As “odd and weird” as this year will be for the students, they will never forget it and will talk about it forever, she said.
“I do believe that kids will look back on this time and truly know that we did the very best we could, that we’ve kept their learning moving ahead. I really do believe that with all my heart and I’ve seen that,” Barrett added. “Kids can survive a lot more than we think they can. If we do all those things that we’re supposed to do, it will be OK.”
RELIANCE ON FAITH
Barrett has been married to her husband John for 35 years and their three sons can claim Seton Catholic School and Alleman High School as their alma mater, too. She also has 15 nieces and nephews who went through Seton Catholic on her watch.
Working with the parish and community at large, Barrett has been able to bring a pre-kindergarten program for 4-year-olds to the school, as well as a pre-school for 3-year-olds and an extended care program. Seton Catholic has also added computer labs and continues to update technology to provide the best opportunities for the students.

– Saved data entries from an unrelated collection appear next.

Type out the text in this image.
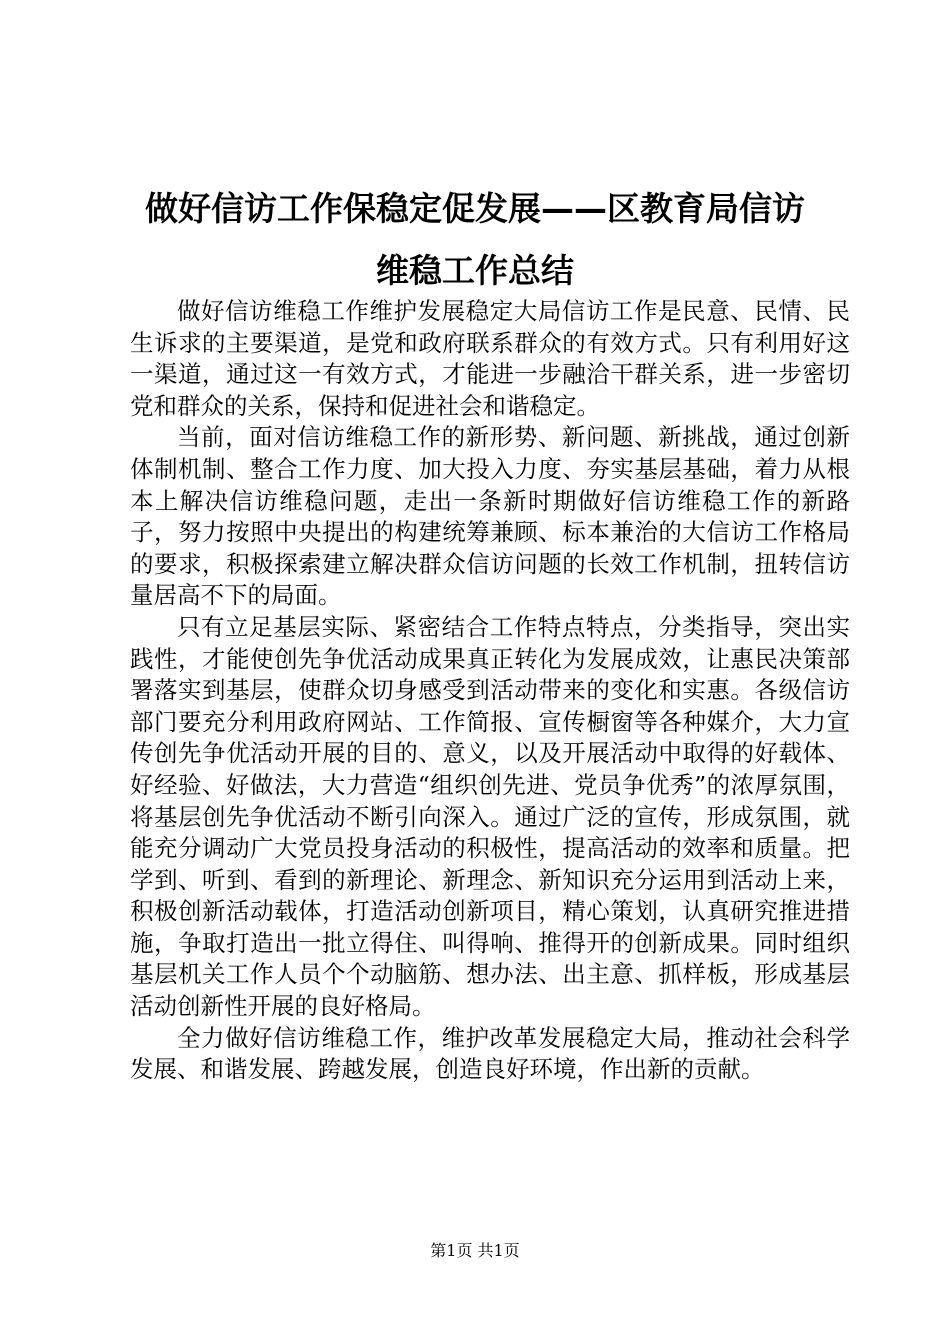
做好信访工作保稳定促发展——区教育局信访
维稳工作总结

做好信访维稳工作维护发展稳定大局信访工作是民意、民情、民生诉求的主要渠道，是党和政府联系群众的有效方式。只有利用好这一渠道，通过这一有效方式，才能进一步融洽干群关系，进一步密切党和群众的关系，保持和促进社会和谐稳定。

当前，面对信访维稳工作的新形势、新问题、新挑战，通过创新体制机制、整合工作力度、加大投入力度、夯实基层基础，着力从根本上解决信访维稳问题，走出一条新时期做好信访维稳工作的新路子，努力按照中央提出的构建统筹兼顾、标本兼治的大信访工作格局的要求，积极探索建立解决群众信访问题的长效工作机制，扭转信访量居高不下的局面。

只有立足基层实际、紧密结合工作特点特点，分类指导，突出实践性，才能使创先争优活动成果真正转化为发展成效，让惠民决策部署落实到基层，使群众切身感受到活动带来的变化和实惠。各级信访部门要充分利用政府网站、工作简报、宣传橱窗等各种媒介，大力宣传创先争优活动开展的目的、意义，以及开展活动中取得的好载体、好经验、好做法，大力营造“组织创先进、党员争优秀”的浓厚氛围，将基层创先争优活动不断引向深入。通过广泛的宣传，形成氛围，就能充分调动广大党员投身活动的积极性，提高活动的效率和质量。把学到、听到、看到的新理论、新理念、新知识充分运用到活动上来，积极创新活动载体，打造活动创新项目，精心策划，认真研究推进措施，争取打造出一批立得住、叫得响、推得开的创新成果。同时组织基层机关工作人员个个动脑筋、想办法、出主意、抓样板，形成基层活动创新性开展的良好格局。

全力做好信访维稳工作，维护改革发展稳定大局，推动社会科学发展、和谐发展、跨越发展，创造良好环境，作出新的贡献。

第1页 共1页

Perhaps one of the most stunning additions came with the leadership of Father Lee — a $3.5 million middle school building that brought the school community together on one campus. Previously those students had been at St. Mary in Moline.
“I don’t know where people would be without faith. Thank God I’m in a Catholic school.”
Through it all she continues to follow the advice of Sister Paula, who told her to have the confidence in herself to do the things she believed in and realize that not all of her decisions were going to be popular.
“But do what’s best for the kids,” she told Barrett, “and stand your ground.”
Barrett has been able to do that with a firm reliance on God.
“I don’t know where people would be without faith,” she said. “Thank God I’m in a Catholic school.”